Fan Yang, 17, of Northfield, also was shot down by Amanov after an intense match.
“I thought I had a chance at a draw as I was playing, but I just wasn’t able to do it,” he said.
Amanov came from Turkmenistan, where he learned to play chess skillfully and ultimately became a grand master.
Schmakel began playing chess when he was only 5 or 6. He saw a couple of kids playing at the YMCA, liked how the pieces moved and took up the game. The rest is history – at least for Whitney Young High School, which won the state championship this year with Schmakel as the top player.
“The time disadvantage was hard to deal with at first, and it was kind of nerve-wracking,” Schmakel said. “But this event is cool and it’s good for chess.”
What’s good for chess is always what Muradian is all about.
He operates the North Shore Chess Center in Skokie, which provides chess classes for all ages and skill levels. His center, unique in the area, also showcases chess with a variety of events and with experts regularly giving talks and demonstrations.
Both Amanov and Schmakel played chess at the center for the Chicago Blaze, the center’s former team in the U.S. Chess League. (The Blaze quit the league last season over differences regarding the league’s future).

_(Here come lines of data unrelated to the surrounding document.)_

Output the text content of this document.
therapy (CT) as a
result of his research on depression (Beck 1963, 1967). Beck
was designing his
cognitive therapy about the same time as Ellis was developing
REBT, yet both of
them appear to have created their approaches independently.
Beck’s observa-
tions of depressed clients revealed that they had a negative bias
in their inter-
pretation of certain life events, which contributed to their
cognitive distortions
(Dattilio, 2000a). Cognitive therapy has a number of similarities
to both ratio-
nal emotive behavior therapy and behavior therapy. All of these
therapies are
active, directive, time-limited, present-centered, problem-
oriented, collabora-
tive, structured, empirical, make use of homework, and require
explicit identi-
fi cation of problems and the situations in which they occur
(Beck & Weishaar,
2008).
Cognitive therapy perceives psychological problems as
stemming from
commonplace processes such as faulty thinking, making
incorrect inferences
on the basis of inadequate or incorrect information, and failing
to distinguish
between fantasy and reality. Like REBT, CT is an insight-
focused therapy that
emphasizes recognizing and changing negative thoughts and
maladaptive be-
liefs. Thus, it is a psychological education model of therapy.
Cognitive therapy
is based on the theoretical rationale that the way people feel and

Then there is the Oberweis family, which has always had a passion for chess. When their store opened last year in Skokie, a synergy between Muradian and Oberweis – between chess and ice cream – seemed inevitable.
“The Oberweis family has a very long and rich tradition in chess,” Muradian said in front of a camera he used to live-stream last week’s event. “You walk into any Oberweis around the area and you’ll always see chess sets there.”
In fact, Muradian later noted, Jim Oberweis’ daughter, Julie, was one of the stronger women chess players in state history and eventually married an international master.
Muradian met with Jim Oberweis and kicked around ideas for a chess promotion before landing on last week’s “beat-the-champs” event. 
It’s doubtful that this was the final chess game at Oberweis. Though the competition is over, the tables remain, and you can count on the chess-ice cream combo having a few more moves to be played in Skokie.